Nous arrivons à Ravensbrück en fin d’après-midi. On attendait devant les douches et on voyait des femmes qui rentraient du travail. En voyant défiler ces femmes squelettiques, j’étais consternée. Qu’est-ce qui se passe ici ? C’est un bagne ? On passe à la douche. Première étape : c’est ce que j’appelle la déshumanisation. On nous prend tout ce qu’on a. On nous fouille jusque dans les parties intimes. Nous ne sommes plus qu’un numéro qu’il faut apprendre à dire en allemand sinon on est puni.

 

Journée quotidienne à Ravensbrück :

Une sirène sonne le lever à 3h20 du matin.

Appel épuisant qui dure une heure, deux heures...

Pluies de l’automne. Des jours et des jours sans être secs car nous n’avions aucun change. Puis les froids de l’hiver (-30°C).

Le travail : douze heures par jour, coupées par une soupe.

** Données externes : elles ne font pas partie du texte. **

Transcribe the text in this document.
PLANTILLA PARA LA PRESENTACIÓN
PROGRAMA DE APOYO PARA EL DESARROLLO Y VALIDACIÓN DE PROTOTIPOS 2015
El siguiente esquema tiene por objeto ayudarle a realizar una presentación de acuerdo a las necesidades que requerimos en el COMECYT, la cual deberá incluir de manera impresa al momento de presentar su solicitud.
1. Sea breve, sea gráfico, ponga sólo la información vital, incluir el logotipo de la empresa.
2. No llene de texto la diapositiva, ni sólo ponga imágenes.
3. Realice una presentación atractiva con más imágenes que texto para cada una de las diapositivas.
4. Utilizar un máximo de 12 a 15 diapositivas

Le soir, nouvel appel puis on nous donne un petit morceau de pain avec une rondelle de saucisson. On devient très vite squelettique, on s’épuise.

 

Ce sont les conditions qui sont en soi déjà déshumanisantes. Les nazis essayent de nous faire perdre toute dignité. »


 

Question du public :

Une des caractéristiques du système concentrationnaire est la déshumanisation. De quelles atteintes à votre féminité avez-vous été victimes ?

 

Andrée Gros-Duruisseau : « Je ne souhaite pas trop en parler. »

 

Marie-Jo Chombart de Lauwe : « Quand on arrive à la douche effectivement. Moi, j’étais avec ma mère, une femme de 48 ans. Il était inconcevable de voir sa mère nue à l’époque et il a fallu s’y habituer. Et puis on avait des camarades assez âgées et finalement devant ces corps défraîchis, on était mal à l’aise. Et puis les fouilles, même les pattes en l’air… Ce sont des humiliations de toutes sortes. »

 

Andrée Gros-Duruisseau : « Les femmes qui tentaient de se cacher derrière un vêtement étaient battues. »

 

 


 

[1] « Cinq » en allemand.

[2] Cadres de lits en bois.

[3] Abréviation de l’allemand Krankenrevier (dispensaire) : baraquement des prisonniers malades des camps de concentration.

[4] « Nuit et Brouillard » : Décret promulgué le 7 décembre 1941 par le Maréchal Keitel, commandant suprême des forces armées allemandes, aux termes duquel, dans les pays occupées par l'armée allemande (France, Belgique, Hollande, Norvège), les personnes "coupables" d'actes hostiles envers le Reich, s'il n'était pas possible de les condamner à mort dans un délai rapide, seraient jugés en Allemagne par des Tribunaux Spéciaux, et totalement coupés du monde extérieur, de sorte que leurs familles et les autorités de leur pays seraient tenues dans une complète ignorance du sort subi par eux, vivants ou morts.